09-03-2003 10:47 AM - edited 03-02-2019 10:04 AM
I was troubleshooting a network problem related to the size of packets, and for fun I pinged yahoo.com and found that the size of the ping matters. If I do a "ping yahoo.com -l 1272" the ping will work, but 1273 bytes or larger times out.
I've pinged some other internet servers and found that the 1272 byte thing holds true for them as well.
What is going on here?
09-03-2003 04:12 PM
As you are seeing the small ping sizes work for many internet sites, I belived you may have a common point in the network with this smaller MTU. I ran a ping to yahoo (everybody else is blocking ping ;) with a packet size of 1400 and the DF tag which is just less than my MTU of 1500. The ping worked. I think the ping size limit is in your network.
09-04-2003 12:00 PM
Hi,
First thing that we need to understand is that the value 1272 / 1400 is not the actual Packet Size is the size of the payload that the ping packet is going to carry.
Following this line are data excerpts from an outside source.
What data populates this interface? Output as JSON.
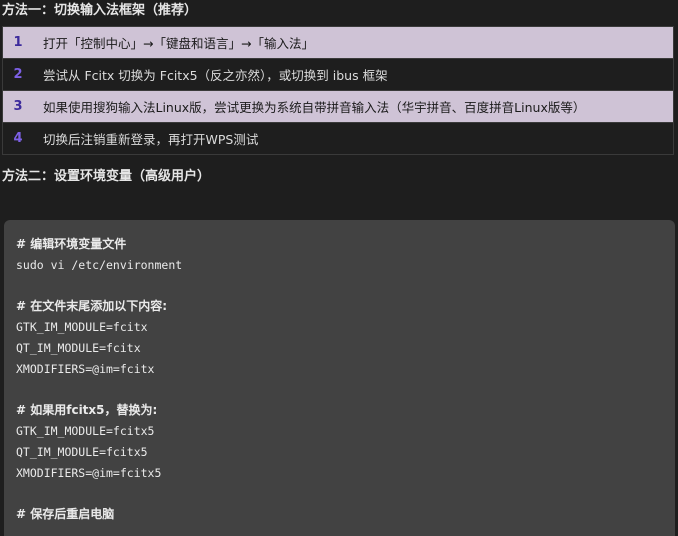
{
  "method1": {
    "title": "方法一：切换输入法框架（推荐）",
    "steps": [
      {
        "num": "1",
        "text": "打开「控制中心」→「键盘和语言」→「输入法」"
      },
      {
        "num": "2",
        "text": "尝试从 Fcitx 切换为 Fcitx5（反之亦然），或切换到 ibus 框架"
      },
      {
        "num": "3",
        "text": "如果使用搜狗输入法Linux版，尝试更换为系统自带拼音输入法（华宇拼音、百度拼音Linux版等）"
      },
      {
        "num": "4",
        "text": "切换后注销重新登录，再打开WPS测试"
      }
    ]
  },
  "method2": {
    "title": "方法二：设置环境变量（高级用户）"
  },
  "code": {
    "lines": [
      "# 编辑环境变量文件",
      "sudo vi /etc/environment",
      "",
      "# 在文件末尾添加以下内容:",
      "GTK_IM_MODULE=fcitx",
      "QT_IM_MODULE=fcitx",
      "XMODIFIERS=@im=fcitx",
      "",
      "# 如果用fcitx5，替换为:",
      "GTK_IM_MODULE=fcitx5",
      "QT_IM_MODULE=fcitx5",
      "XMODIFIERS=@im=fcitx5",
      "",
      "# 保存后重启电脑"
    ]
  }
}
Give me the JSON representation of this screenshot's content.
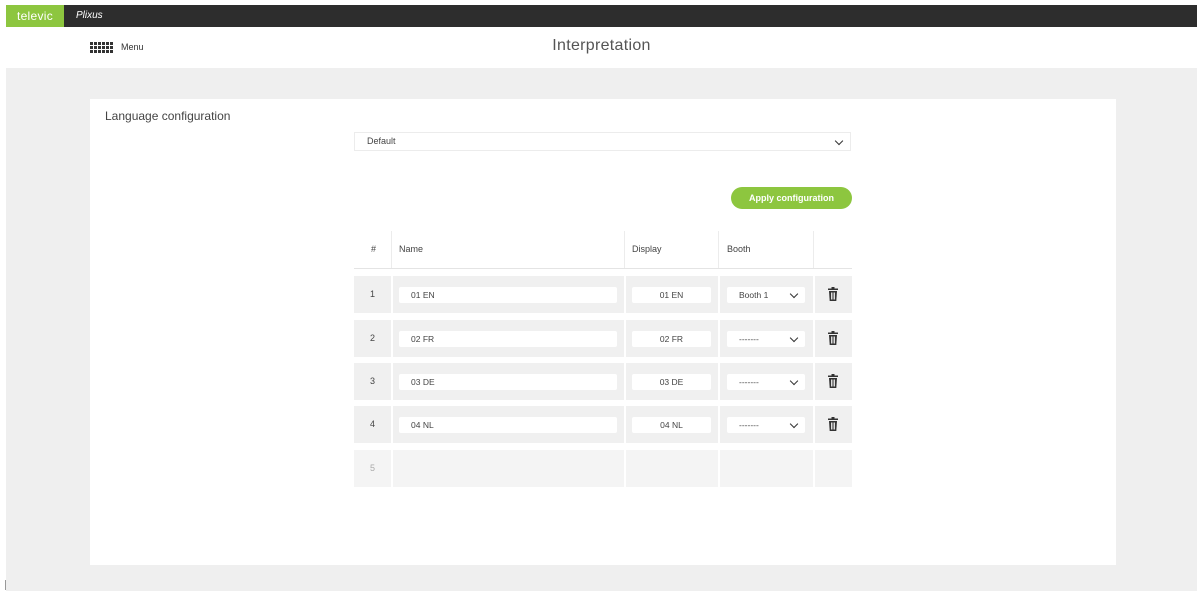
{
  "topbar": {
    "brand": "televic",
    "app_name": "Plixus"
  },
  "header": {
    "menu_label": "Menu",
    "title": "Interpretation"
  },
  "section": {
    "title": "Language configuration"
  },
  "preset": {
    "selected": "Default"
  },
  "apply_button": {
    "label": "Apply configuration"
  },
  "table": {
    "columns": {
      "num": "#",
      "name": "Name",
      "display": "Display",
      "booth": "Booth"
    },
    "rows": [
      {
        "num": "1",
        "name": "01 EN",
        "display": "01 EN",
        "booth": "Booth 1"
      },
      {
        "num": "2",
        "name": "02 FR",
        "display": "02 FR",
        "booth": "-------"
      },
      {
        "num": "3",
        "name": "03 DE",
        "display": "03 DE",
        "booth": "-------"
      },
      {
        "num": "4",
        "name": "04 NL",
        "display": "04 NL",
        "booth": "-------"
      }
    ],
    "empty_row_num": "5"
  },
  "icons": {
    "menu": "grid-icon",
    "dropdown": "chevron-down-icon",
    "delete": "trash-icon"
  },
  "colors": {
    "brand_green": "#8dc63f",
    "topbar": "#2d2d2d",
    "page_bg": "#efefef"
  }
}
By defult the MTU on the network is 1518, so now removing 18 bytes for ethernet, 20 bytes of IP header and 8 bytes for Echo Reply Message header, you are left with 1472 bytes of payload. I did ping Yahoo with 1472 payload successfully. Buy if you exceed 1472 then the packet becomes a giant and will most probably be dropped.
So, I think that there must be some limitation on you network or machine which is not allowing you to cross 1272.